Although Korea has had high (and rising) gross fixed capital formation and investment rates, domestic saving has generally been (close to) sufficient to meet strong (gross) investment demand. As a result, its current account as a percentage of GDP, on average, has been zero. The current account has also fluctuated around zero in Germany, Finland and Sweden. In Finland and Sweden, the current account was in deficit until 1993; however, since then, current account surpluses have offset previous deficits. The relatively small current account deficit in Finland prior to 1993 and balanced current account over the period as a whole is somewhat surprising, given Finland’s relatively high rates of (gross) investment and low saving rates.

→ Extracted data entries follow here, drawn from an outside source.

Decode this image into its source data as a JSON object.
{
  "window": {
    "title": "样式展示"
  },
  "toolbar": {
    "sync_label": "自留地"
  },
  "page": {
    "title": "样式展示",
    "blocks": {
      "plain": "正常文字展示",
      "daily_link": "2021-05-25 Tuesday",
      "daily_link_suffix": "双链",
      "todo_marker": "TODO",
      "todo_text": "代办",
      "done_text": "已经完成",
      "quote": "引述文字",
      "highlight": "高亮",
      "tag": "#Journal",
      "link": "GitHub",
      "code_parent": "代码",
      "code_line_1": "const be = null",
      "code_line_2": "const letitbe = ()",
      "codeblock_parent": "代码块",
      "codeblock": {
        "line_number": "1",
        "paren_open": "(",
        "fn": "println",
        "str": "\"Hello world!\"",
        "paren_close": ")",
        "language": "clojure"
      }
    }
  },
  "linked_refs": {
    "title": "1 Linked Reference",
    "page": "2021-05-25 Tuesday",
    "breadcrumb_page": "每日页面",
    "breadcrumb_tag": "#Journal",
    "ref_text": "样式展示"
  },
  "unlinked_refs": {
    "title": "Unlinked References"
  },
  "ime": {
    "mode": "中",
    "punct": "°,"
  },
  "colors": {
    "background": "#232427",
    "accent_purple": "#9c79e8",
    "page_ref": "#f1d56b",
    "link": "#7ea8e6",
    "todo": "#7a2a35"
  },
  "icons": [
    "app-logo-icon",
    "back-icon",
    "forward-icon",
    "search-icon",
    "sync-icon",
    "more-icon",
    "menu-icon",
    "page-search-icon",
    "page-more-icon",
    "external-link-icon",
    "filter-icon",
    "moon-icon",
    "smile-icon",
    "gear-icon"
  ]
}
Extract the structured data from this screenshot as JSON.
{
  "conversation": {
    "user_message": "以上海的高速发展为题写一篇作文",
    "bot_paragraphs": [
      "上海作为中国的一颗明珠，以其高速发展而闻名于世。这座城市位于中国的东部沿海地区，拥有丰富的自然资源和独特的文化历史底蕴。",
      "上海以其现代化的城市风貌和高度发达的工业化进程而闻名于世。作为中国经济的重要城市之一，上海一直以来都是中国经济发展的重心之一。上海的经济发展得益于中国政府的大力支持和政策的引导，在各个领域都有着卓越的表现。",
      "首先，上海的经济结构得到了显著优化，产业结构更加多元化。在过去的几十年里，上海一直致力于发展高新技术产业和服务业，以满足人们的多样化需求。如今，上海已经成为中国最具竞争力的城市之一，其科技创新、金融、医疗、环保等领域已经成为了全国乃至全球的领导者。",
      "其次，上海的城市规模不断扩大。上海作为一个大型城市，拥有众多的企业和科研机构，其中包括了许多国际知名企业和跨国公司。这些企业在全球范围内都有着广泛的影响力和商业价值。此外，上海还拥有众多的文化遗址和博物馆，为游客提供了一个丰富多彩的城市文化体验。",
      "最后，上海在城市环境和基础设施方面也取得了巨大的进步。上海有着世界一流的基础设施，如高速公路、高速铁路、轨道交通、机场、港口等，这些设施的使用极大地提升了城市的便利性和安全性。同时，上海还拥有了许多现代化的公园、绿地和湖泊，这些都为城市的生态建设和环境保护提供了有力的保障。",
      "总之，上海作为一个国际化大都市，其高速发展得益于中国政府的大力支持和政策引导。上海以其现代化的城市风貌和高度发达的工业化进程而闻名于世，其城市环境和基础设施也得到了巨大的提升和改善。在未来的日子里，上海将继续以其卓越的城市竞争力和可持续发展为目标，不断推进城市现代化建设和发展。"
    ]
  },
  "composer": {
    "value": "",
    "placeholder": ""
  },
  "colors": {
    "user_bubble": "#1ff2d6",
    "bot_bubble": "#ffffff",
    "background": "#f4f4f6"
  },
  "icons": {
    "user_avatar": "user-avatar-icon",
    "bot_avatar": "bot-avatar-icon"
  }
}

The current account in Australia, Canada, Ireland, New Zealand, the United Kingdom and the United States, on average, has been in deficit. Ireland’s current account reached a trough at -13 percent of GDP in 1981; however, since 1987 it has shown a small surplus. In Australia, Canada and New Zealand, the current account has been in deficit, associated with relatively low rates of net national saving. In the United Kingdom and the United States, both (gross) investment and saving rates have been relatively low.
Japan and Norway, on average, have had current account surpluses. High rates of gross fixed capital formation and investment have been more than offset by high rates of net national saving.
Although New Zealand saving rates have been among the lowest in OECD countries, (gross) investment rates have been comparable to those abroad. This means to meet domestic investment needs, New Zealand has been able to access foreign saving as reflected in the persistent current account deficit. Kim, Hall and Buckle (2001) find that this accumulation of current account deficits has not be unsustainable when viewed in the context of intertemporal consumption smoothing. The link between saving, investment and growth is discussed in more detail in Claus, Haugh, Scobie and Törnquist (2001).
- Figure 5.1 - Current account, net national saving, gross fixed capital formation and investment in selected OECD countries (as a percent of GDP)
- Source: OECD, Statistics New Zealand and authors' estimates.
- The choice of countries was dictated by data availability.